El expresidente Alberto Lleras lo definió con el adjetivo “letárgico”.

El poeta Juan Manuel Roca me dijo una vez que lo más aburrido que se le ha ocurrido al ser humano desde los tiempos de Adán y Eva es ponerse a jugar béisbol.

— En la pausa entre un inning y otro – exageró – habría tiempo para leer El Quijote.

Andrés Osorio, periodista de la agencia EFE y exalumno mío, ni siquiera sabe cuáles son las posiciones de los jugadores. Un día, frente al televisor, Osorio cometió el sacrilegio de hablarme mientras yo festejaba un jonrón de Rentería. ¡Y hay que ver las preguntas con las cuales interrumpió mi gozo!

— Oye, ¿cómo se llama el tipo ese que está acurrucado?

— ¿De quién me hablas?

— Del tipo ese que se parece a Hannibal Lecter. ¿Le ponen esa careta para que no muerda al bateador o qué?

Aquella vez no le respondí, pero hoy lo haré en esta columna: ¡Ese es el catcher, Andresito, el catcher! Lleva la máscara para protegerse en caso de que la bola que lanza el pitcher a noventa millas por hora le dé en el rostro, o en caso de que el bateador lo golpee al mover el bate hacia atrás.
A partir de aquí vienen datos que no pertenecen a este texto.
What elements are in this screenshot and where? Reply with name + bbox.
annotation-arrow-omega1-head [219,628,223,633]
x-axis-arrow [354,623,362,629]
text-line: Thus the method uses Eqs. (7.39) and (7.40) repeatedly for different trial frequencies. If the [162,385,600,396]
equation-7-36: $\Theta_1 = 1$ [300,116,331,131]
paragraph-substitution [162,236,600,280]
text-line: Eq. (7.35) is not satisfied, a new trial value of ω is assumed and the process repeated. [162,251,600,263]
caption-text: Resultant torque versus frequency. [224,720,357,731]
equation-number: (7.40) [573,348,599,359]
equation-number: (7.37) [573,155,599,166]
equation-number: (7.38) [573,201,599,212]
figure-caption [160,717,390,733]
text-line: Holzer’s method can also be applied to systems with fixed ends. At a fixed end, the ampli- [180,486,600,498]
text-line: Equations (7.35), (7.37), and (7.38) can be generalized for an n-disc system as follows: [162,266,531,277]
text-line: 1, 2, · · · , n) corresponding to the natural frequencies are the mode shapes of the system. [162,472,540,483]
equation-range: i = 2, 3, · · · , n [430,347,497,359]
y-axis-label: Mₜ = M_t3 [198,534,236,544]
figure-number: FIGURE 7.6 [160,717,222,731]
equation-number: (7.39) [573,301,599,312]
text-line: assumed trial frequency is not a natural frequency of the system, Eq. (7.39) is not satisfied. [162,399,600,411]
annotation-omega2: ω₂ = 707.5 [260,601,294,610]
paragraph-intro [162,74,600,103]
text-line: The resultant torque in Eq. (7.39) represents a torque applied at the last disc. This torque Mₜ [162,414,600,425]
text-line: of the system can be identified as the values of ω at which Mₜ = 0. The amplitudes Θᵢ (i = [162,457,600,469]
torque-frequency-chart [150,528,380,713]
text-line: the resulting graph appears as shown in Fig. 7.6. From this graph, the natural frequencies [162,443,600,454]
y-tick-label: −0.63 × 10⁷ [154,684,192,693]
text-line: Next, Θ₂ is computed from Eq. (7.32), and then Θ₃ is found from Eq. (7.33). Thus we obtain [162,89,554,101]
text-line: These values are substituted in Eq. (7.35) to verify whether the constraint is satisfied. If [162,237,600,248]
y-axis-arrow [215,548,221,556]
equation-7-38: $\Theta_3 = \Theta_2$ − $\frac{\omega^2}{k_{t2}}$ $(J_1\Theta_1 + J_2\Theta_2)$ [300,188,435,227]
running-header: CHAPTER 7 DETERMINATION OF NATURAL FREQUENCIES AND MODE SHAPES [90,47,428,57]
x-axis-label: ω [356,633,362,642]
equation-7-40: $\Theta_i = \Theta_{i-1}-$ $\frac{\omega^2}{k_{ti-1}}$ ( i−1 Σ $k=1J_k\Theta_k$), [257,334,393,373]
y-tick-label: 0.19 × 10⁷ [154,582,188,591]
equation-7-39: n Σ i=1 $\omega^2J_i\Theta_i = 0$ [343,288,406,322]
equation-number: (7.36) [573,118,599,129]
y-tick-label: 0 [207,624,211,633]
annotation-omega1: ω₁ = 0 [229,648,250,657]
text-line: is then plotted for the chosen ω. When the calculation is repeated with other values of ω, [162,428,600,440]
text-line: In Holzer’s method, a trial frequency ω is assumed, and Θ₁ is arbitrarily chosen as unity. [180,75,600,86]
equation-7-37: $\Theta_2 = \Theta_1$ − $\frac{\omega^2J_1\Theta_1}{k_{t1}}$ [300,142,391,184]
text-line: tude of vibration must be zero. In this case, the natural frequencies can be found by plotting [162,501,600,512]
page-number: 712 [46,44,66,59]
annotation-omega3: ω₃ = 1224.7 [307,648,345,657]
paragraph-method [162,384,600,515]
Siempre he creído que el béisbol no gusta en el país andino porque fue un deporte que originalmente entró a Colombia por el país caribe. Como los nativos del país andino no lo aprenden desde la infancia, no lo juegan; como no lo juegan, no lo entienden, y como no lo entienden, no lo disfrutan.

No digo que nosotros, los nacidos en el Caribe, seamos genios porque entendamos y disfrutemos el béisbol, y los del interior sean brutos porque lo desprecien. Digo que uno solo puede deleitarse con ciertos deportes cuando estuvo cerca de ellos, culturalmente, desde el principio.

Ese es el motivo por el cual yo me aburría cuando transmitían una carrera del automovilista Juan Pablo Montoya. Le deseaba toda la suerte del mundo, pero me mantenía lejos del televisor porque la imagen de unos tipos corriendo a toda velocidad en sus bólidos nunca me ha parecido ni estética ni emocionante.

Nadie me enseñó temprano qué diablos son los “pits”, y tampoco entiendo cuál es el tal “algoritmo del aceite”. Además, entre una vuelta y otra no hay tiempo para leer siquiera una página de El Quijote.

En cambio el béisbol se juega al mismo ritmo en el que vivimos los nativos del Caribe. En este deporte nadie sataniza los tiempos muertos, porque se entiende que, como en las buenas novelas, son el preludio de un clímax maravilloso.

Me gusta el béisbol, además, por la misma razón que alguna vez esgrimió Bill Veeck, ex propietario de los Indios de Cleveland: “Es la única cosa ordenada en este mundo tan desordenado. Cuando te pasan el tercer strike, ni siquiera el mejor abogado logra sacarte del apuro”.